The UK has introduced the Product Security and Telecommunications Infrastructure (PSTI) bill to protect IoT devices. The new law will require manufacturers, importers and distributors of digital tech which connects to the internet or other products to make sure they meet tough new cyber security standards – with heavy fines for those who fail to comply.
The PSTI will allow the government to ban universal default passwords, force firms to be transparent to customers about what they are doing to fix security flaws in connectable products, and create a better public reporting system for vulnerabilities found in those products.
“Every day hackers attempt to break into people’s smart devices.

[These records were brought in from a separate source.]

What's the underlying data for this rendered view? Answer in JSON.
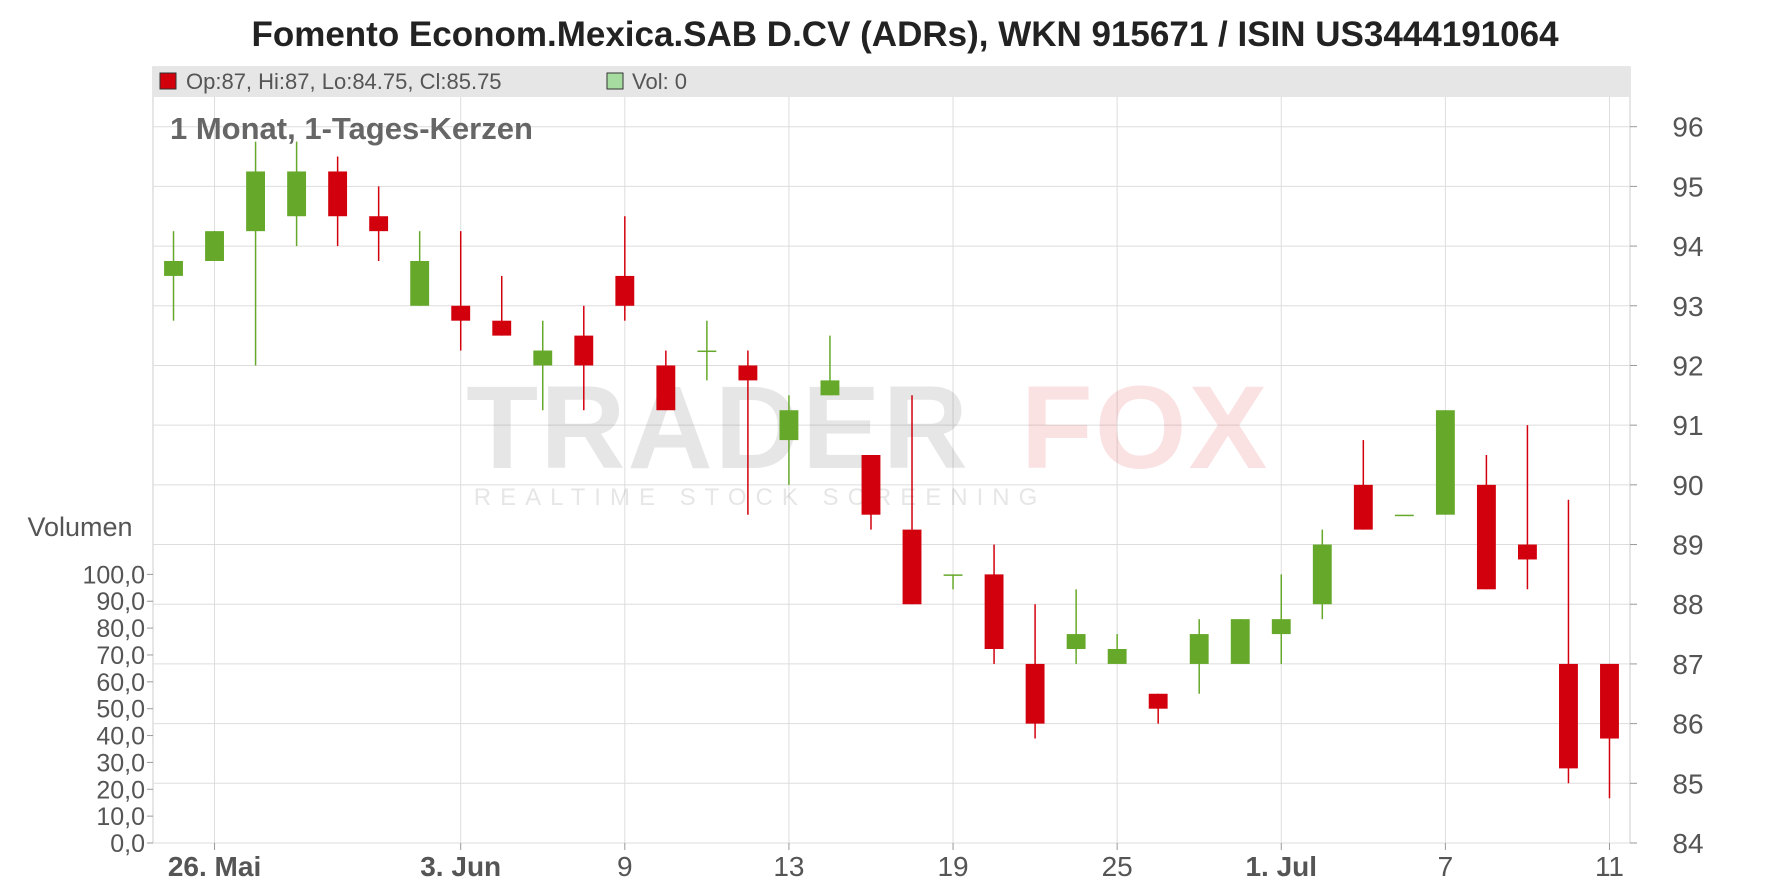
{
  "chart_data": {
    "type": "candlestick",
    "title": "Fomento Econom.Mexica.SAB D.CV (ADRs), WKN 915671 / ISIN US3444191064",
    "subtitle": "1 Monat, 1-Tages-Kerzen",
    "legend": {
      "ohlc_label": "Op:87, Hi:87, Lo:84.75, Cl:85.75",
      "volume_label": "Vol: 0",
      "placement": "top-left"
    },
    "volume_axis_label": "Volumen",
    "watermark": {
      "brand_left": "TRADER",
      "brand_right": "FOX",
      "tagline": "REALTIME STOCK SCREENING"
    },
    "x_ticks": [
      {
        "label": "26. Mai",
        "pos": 1.5,
        "bold": true
      },
      {
        "label": "3. Jun",
        "pos": 7.5,
        "bold": true
      },
      {
        "label": "9",
        "pos": 11.5,
        "bold": false
      },
      {
        "label": "13",
        "pos": 15.5,
        "bold": false
      },
      {
        "label": "19",
        "pos": 19.5,
        "bold": false
      },
      {
        "label": "25",
        "pos": 23.5,
        "bold": false
      },
      {
        "label": "1. Jul",
        "pos": 27.5,
        "bold": true
      },
      {
        "label": "7",
        "pos": 31.5,
        "bold": false
      },
      {
        "label": "11",
        "pos": 35.5,
        "bold": false
      }
    ],
    "x_range": [
      0,
      36
    ],
    "price_axis": {
      "min": 84,
      "max": 97,
      "ticks": [
        84,
        85,
        86,
        87,
        88,
        89,
        90,
        91,
        92,
        93,
        94,
        95,
        96
      ]
    },
    "volume_axis": {
      "min": 0,
      "max": 100,
      "ticks": [
        "0,0",
        "10,0",
        "20,0",
        "30,0",
        "40,0",
        "50,0",
        "60,0",
        "70,0",
        "80,0",
        "90,0",
        "100,0"
      ]
    },
    "grid": true,
    "colors": {
      "up": "#66a82a",
      "down": "#d2000c",
      "grid": "#dddddd",
      "header_band": "#e6e6e6",
      "volume_legend": "#a7dca0"
    },
    "candles": [
      {
        "open": 93.5,
        "high": 94.25,
        "low": 92.75,
        "close": 93.75
      },
      {
        "open": 93.75,
        "high": 94.25,
        "low": 93.75,
        "close": 94.25
      },
      {
        "open": 94.25,
        "high": 95.75,
        "low": 92.0,
        "close": 95.25
      },
      {
        "open": 94.5,
        "high": 95.75,
        "low": 94.0,
        "close": 95.25
      },
      {
        "open": 95.25,
        "high": 95.5,
        "low": 94.0,
        "close": 94.5
      },
      {
        "open": 94.5,
        "high": 95.0,
        "low": 93.75,
        "close": 94.25
      },
      {
        "open": 93.0,
        "high": 94.25,
        "low": 93.0,
        "close": 93.75
      },
      {
        "open": 93.0,
        "high": 94.25,
        "low": 92.25,
        "close": 92.75
      },
      {
        "open": 92.75,
        "high": 93.5,
        "low": 92.5,
        "close": 92.5
      },
      {
        "open": 92.0,
        "high": 92.75,
        "low": 91.25,
        "close": 92.25
      },
      {
        "open": 92.5,
        "high": 93.0,
        "low": 91.25,
        "close": 92.0
      },
      {
        "open": 93.5,
        "high": 94.5,
        "low": 92.75,
        "close": 93.0
      },
      {
        "open": 92.0,
        "high": 92.25,
        "low": 91.25,
        "close": 91.25
      },
      {
        "open": 92.25,
        "high": 92.75,
        "low": 91.75,
        "close": 92.25
      },
      {
        "open": 92.0,
        "high": 92.25,
        "low": 89.5,
        "close": 91.75
      },
      {
        "open": 90.75,
        "high": 91.5,
        "low": 90.0,
        "close": 91.25
      },
      {
        "open": 91.5,
        "high": 92.5,
        "low": 91.5,
        "close": 91.75
      },
      {
        "open": 90.5,
        "high": 90.5,
        "low": 89.25,
        "close": 89.5
      },
      {
        "open": 89.25,
        "high": 91.5,
        "low": 88.0,
        "close": 88.0
      },
      {
        "open": 88.5,
        "high": 88.5,
        "low": 88.25,
        "close": 88.5
      },
      {
        "open": 88.5,
        "high": 89.0,
        "low": 87.0,
        "close": 87.25
      },
      {
        "open": 87.0,
        "high": 88.0,
        "low": 85.75,
        "close": 86.0
      },
      {
        "open": 87.25,
        "high": 88.25,
        "low": 87.0,
        "close": 87.5
      },
      {
        "open": 87.0,
        "high": 87.5,
        "low": 87.0,
        "close": 87.25
      },
      {
        "open": 86.5,
        "high": 86.5,
        "low": 86.0,
        "close": 86.25
      },
      {
        "open": 87.0,
        "high": 87.75,
        "low": 86.5,
        "close": 87.5
      },
      {
        "open": 87.0,
        "high": 87.75,
        "low": 87.0,
        "close": 87.75
      },
      {
        "open": 87.5,
        "high": 88.5,
        "low": 87.0,
        "close": 87.75
      },
      {
        "open": 88.0,
        "high": 89.25,
        "low": 87.75,
        "close": 89.0
      },
      {
        "open": 90.0,
        "high": 90.75,
        "low": 89.25,
        "close": 89.25
      },
      {
        "open": 89.5,
        "high": 89.5,
        "low": 89.5,
        "close": 89.5
      },
      {
        "open": 89.5,
        "high": 91.25,
        "low": 89.5,
        "close": 91.25
      },
      {
        "open": 90.0,
        "high": 90.5,
        "low": 88.25,
        "close": 88.25
      },
      {
        "open": 89.0,
        "high": 91.0,
        "low": 88.25,
        "close": 88.75
      },
      {
        "open": 87.0,
        "high": 89.75,
        "low": 85.0,
        "close": 85.25
      },
      {
        "open": 87.0,
        "high": 87.0,
        "low": 84.75,
        "close": 85.75
      }
    ]
  }
}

Most of us assume if a product is for sale, it’s safe and secure. Yet many are not, putting too many of us at risk of fraud and theft. Our bill will put a firewall around everyday tech from phones and thermostats to dishwashers, baby monitors and doorbells, and see huge fines for those who fall foul of tough new security standards,” says Julia Lopez, Minister for Media, Data, and Digital Infrastructure.
The Bill will also speed up the roll out of faster and more reliable broadband and mobile networks by making it easier for operators to upgrade and share infrastructure. The reforms will encourage quicker and more collaborative negotiations with landowners hosting the equipment, to reduce instances of lengthy court action which are holding up improvements in digital connectivity, says an official release.
With increases in devices vulnerable to attacks, the PTSI bans on easy-to-guess default passports that come preloaded on devices – such as ‘password’ or ‘admin’ – which are a target for hackers. Manufacturers will be mandated to alert customers at the point of sale, and keep them updated, about how long a product will receive vital security updates and patches. If there are no security update plans in place, that must also be disclosed. New rules require manufacturers to provide a public point of contact to make it simpler for security researchers and others to report when they discover flaws and bugs in products.
This new cyber security regime will be overseen by a regulator, which will be designated once the Bill comes into force, and will have the power to fine companies for non-compliance up to £10 million or four per cent of their global turnover, as well as up to £20,000 a day in the case of an ongoing contravention.
The Bill applies to ‘connectable’ products, which includes all devices that can access the internet – such as smartphones, smart TVs, games consoles, security cameras and alarm systems, smart toys and baby monitors, smart home hubs and voice-activated assistants and smart home appliances such as washing machines and fridges.